= Samvo Group =

Samvo Group (2004 – 2017) specialized in program trading, bookmaking, sports betting brokerage services, betting cafés, igaming and peer-to-peer gaming. Samvo Group had offices located in London, Guernsey and Hong Kong.

==History==
Founded in 2004 by Frank Chan, the company originally began as a telephone bookmaking operator and grew to offer online sports betting, casino and poker products. With headquarters in London and offering competitive prices on their Asian Handicap market, Samvo offered a blend of Asian and European betting styles.

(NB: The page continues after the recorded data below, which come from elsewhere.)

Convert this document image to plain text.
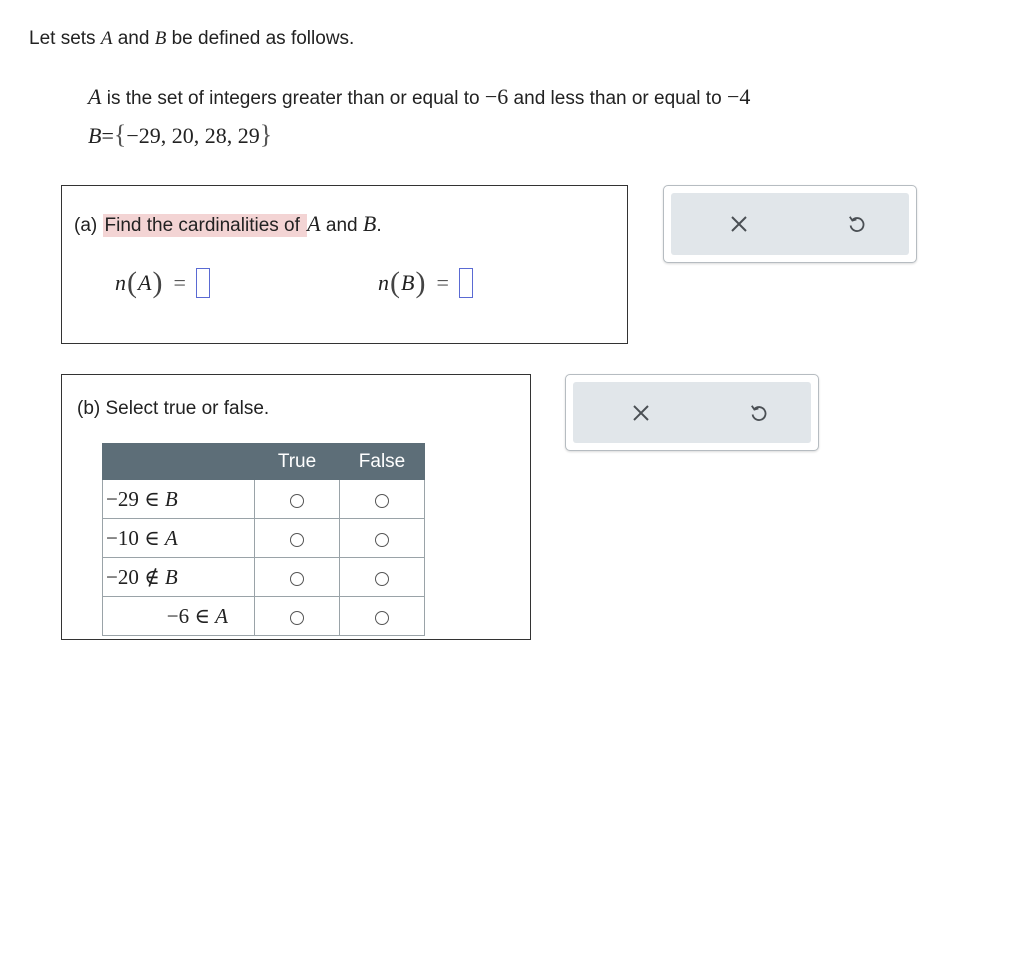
Let sets A and B be defined as follows.
A is the set of integers greater than or equal to −6 and less than or equal to −4
B={−29, 20, 28, 29}
(a) Find the cardinalities of A and B.
n ( A ) =	n ( B ) =
(b) Select true or false.
	True	False
−29 ∈ B		
−10 ∈ A		
−20 ∉ B		
−6 ∈ A		
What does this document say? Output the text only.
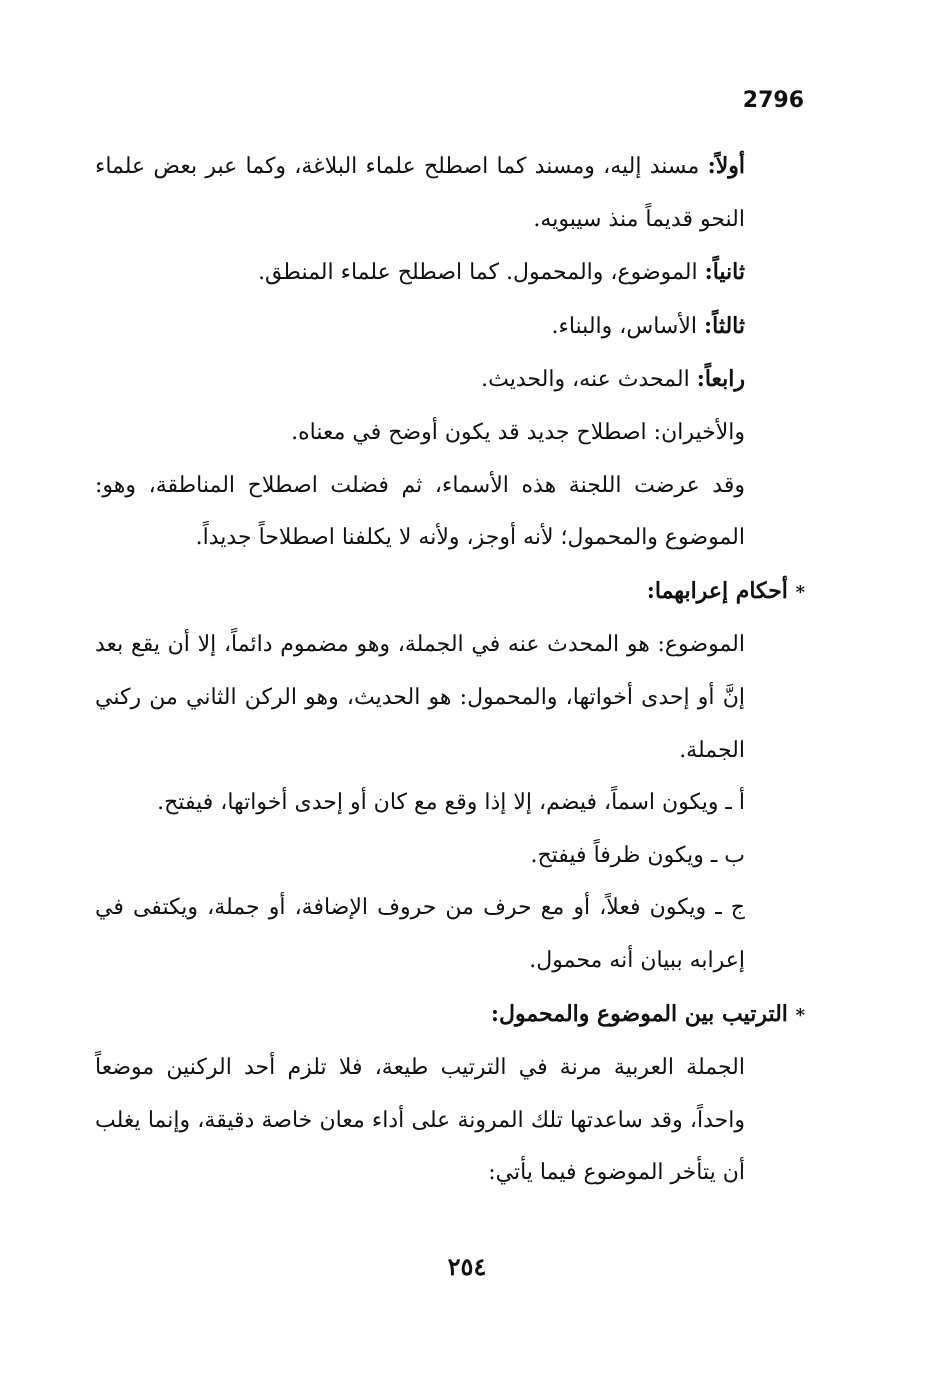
2796

أولاً: مسند إليه، ومسند كما اصطلح علماء البلاغة، وكما عبر بعض علماء النحو قديماً منذ سيبويه.

ثانياً: الموضوع، والمحمول. كما اصطلح علماء المنطق.

ثالثاً: الأساس، والبناء.

رابعاً: المحدث عنه، والحديث.

والأخيران: اصطلاح جديد قد يكون أوضح في معناه.

وقد عرضت اللجنة هذه الأسماء، ثم فضلت اصطلاح المناطقة، وهو: الموضوع والمحمول؛ لأنه أوجز، ولأنه لا يكلفنا اصطلاحاً جديداً.

* أحكام إعرابهما:

الموضوع: هو المحدث عنه في الجملة، وهو مضموم دائماً، إلا أن يقع بعد إنَّ أو إحدى أخواتها، والمحمول: هو الحديث، وهو الركن الثاني من ركني الجملة.

أ ـ ويكون اسماً، فيضم، إلا إذا وقع مع كان أو إحدى أخواتها، فيفتح.

ب ـ ويكون ظرفاً فيفتح.

ج ـ ويكون فعلاً، أو مع حرف من حروف الإضافة، أو جملة، ويكتفى في إعرابه ببيان أنه محمول.

* الترتيب بين الموضوع والمحمول:

الجملة العربية مرنة في الترتيب طيعة، فلا تلزم أحد الركنين موضعاً واحداً، وقد ساعدتها تلك المرونة على أداء معان خاصة دقيقة، وإنما يغلب أن يتأخر الموضوع فيما يأتي:

٢٥٤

In 2005, the company launched its first online portal, SamvoBetBroker.com, a sports betting brokerage for both clients and professional betting syndicates. In 2006, Samvo Group began development of quantitative models and automated trading, which was developed in 2008, followed by the launch of a semi-automated trading platform in 2009. The automated trading system combined Samvo Group's brokerage, bookmaking and program trading operations into one exchange.

In 2014 Samvo Group launched its automated betting portal, Samvo Bethub.

==Licenses==
Samvo Group held gaming licenses in the United Kingdom, Curacao and Alderney. Samvo also held licenses with the United Kingdom Gambling Commission (UKGC) and the Curacao Gaming Commission.